3. We have heard Shri Gaurav Mitra, learned senior counsel appearing for the appellant, Shri Krishnendu Datta, learned senior counsel appearing for the Respondent No.1 as well as Counsel appearing for the IRP.

4. Shri Gaurav Mitra, learned senior counsel appearing for the appellant submits that the notices in Section 7 application filed by the financial creditor were served on the corporate debtor only on 07.03.2022 along with the order dated 22.02.2022. On 25.03.2022 which was date fixed before the Adjudicating Authority Counsel appeared and informed that he has been engaged recently but has not filed his vakalatnama who was not heard by the Adjudicating Authority although wanted to take time for filing the reply.

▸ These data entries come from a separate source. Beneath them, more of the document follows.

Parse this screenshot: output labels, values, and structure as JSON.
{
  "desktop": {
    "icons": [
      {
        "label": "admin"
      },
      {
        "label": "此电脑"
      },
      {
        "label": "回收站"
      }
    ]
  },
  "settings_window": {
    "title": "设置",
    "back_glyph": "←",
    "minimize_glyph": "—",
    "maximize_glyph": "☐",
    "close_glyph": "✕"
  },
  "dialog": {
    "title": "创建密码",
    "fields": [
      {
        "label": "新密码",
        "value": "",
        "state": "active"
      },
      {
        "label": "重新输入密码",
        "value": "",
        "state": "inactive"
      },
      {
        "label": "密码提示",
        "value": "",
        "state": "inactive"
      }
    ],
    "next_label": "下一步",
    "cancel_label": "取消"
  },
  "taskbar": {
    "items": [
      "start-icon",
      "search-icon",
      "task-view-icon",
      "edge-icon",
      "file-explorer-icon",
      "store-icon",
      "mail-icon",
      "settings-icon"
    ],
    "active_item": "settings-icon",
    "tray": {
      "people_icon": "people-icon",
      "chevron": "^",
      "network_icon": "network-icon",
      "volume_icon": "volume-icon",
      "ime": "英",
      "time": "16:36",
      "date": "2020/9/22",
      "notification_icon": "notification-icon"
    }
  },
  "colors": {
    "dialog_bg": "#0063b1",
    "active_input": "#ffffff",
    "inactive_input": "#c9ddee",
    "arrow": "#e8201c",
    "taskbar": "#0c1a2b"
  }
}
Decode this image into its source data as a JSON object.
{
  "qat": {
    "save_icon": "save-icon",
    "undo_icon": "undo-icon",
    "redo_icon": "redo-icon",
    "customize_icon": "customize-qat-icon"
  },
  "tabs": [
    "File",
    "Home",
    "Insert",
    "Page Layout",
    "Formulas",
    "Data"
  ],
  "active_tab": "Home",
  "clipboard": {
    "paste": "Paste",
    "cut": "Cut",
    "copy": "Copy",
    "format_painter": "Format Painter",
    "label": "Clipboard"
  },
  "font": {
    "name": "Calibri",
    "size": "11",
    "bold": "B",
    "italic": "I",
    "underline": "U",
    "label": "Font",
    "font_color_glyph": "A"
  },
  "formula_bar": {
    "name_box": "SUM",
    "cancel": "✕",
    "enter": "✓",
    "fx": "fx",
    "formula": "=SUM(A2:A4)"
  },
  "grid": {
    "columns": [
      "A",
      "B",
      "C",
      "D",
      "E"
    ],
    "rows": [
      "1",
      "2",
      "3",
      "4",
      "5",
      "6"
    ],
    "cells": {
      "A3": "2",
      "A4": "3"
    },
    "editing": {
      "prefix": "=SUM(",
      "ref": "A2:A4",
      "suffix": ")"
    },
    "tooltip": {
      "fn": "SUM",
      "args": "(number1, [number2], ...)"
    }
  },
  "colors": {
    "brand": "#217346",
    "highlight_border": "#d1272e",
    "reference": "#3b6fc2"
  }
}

It is submitted that the Adjudicating Authority proceeded to hear the application and admit the same on 25.03.2022 which was clear denial of opportunity of the corporate debtor. It is submitted that the order dated 25.03.2022 admitting Section 7 application was challenged by the appellant by Company Appeal (AT) (Insolvency) No.418 of 2022 which appeal was withdrawn by the Appellant with liberty to file an application under Rule 49(2) before the adjudicating authority. It is submitted that the application has been filed on 19.07.2022 under Rule 49(2) being IA No.3470 of 2022 which has been rejected by the adjudicating authority by impugned order. Counsel submits that a Section 7 application has also filed against the corporate guarantor which was also admitted on 29.03.2022 and was also challenged by the corporate guarantor in Company Appeal (AT) (Insolvency) No.464 of 2022 which was allowed by this Tribunal. In Section 7 application filed against corporate guarantor, corporate guarantor has appeared and prayed for time to file reply which was denied. This Tribunal held that denial of time to file reply by corporate debtor is violation of principle of natural justice and this Tribunal has set aside the order dated 29.03.2022 and directed hearing of application afresh. It is submitted that the judgment of this Tribunal dated 14.07.2022 passed in Company Appeal (AT) (Insolvency) No.464 of 2022 fully supports the case of the appellant that Section 7 application admitted by adjudicating authority is in violation of principle of natural justice. It is submitted that the adjudicating authority has committed error in misinterpreting the scope of Rule 49(2) in holding that facts of the present case are not covered by Rule 49(2) whereas there was sufficient cause for adjudicating authority to recall the order dated 25.03.2022.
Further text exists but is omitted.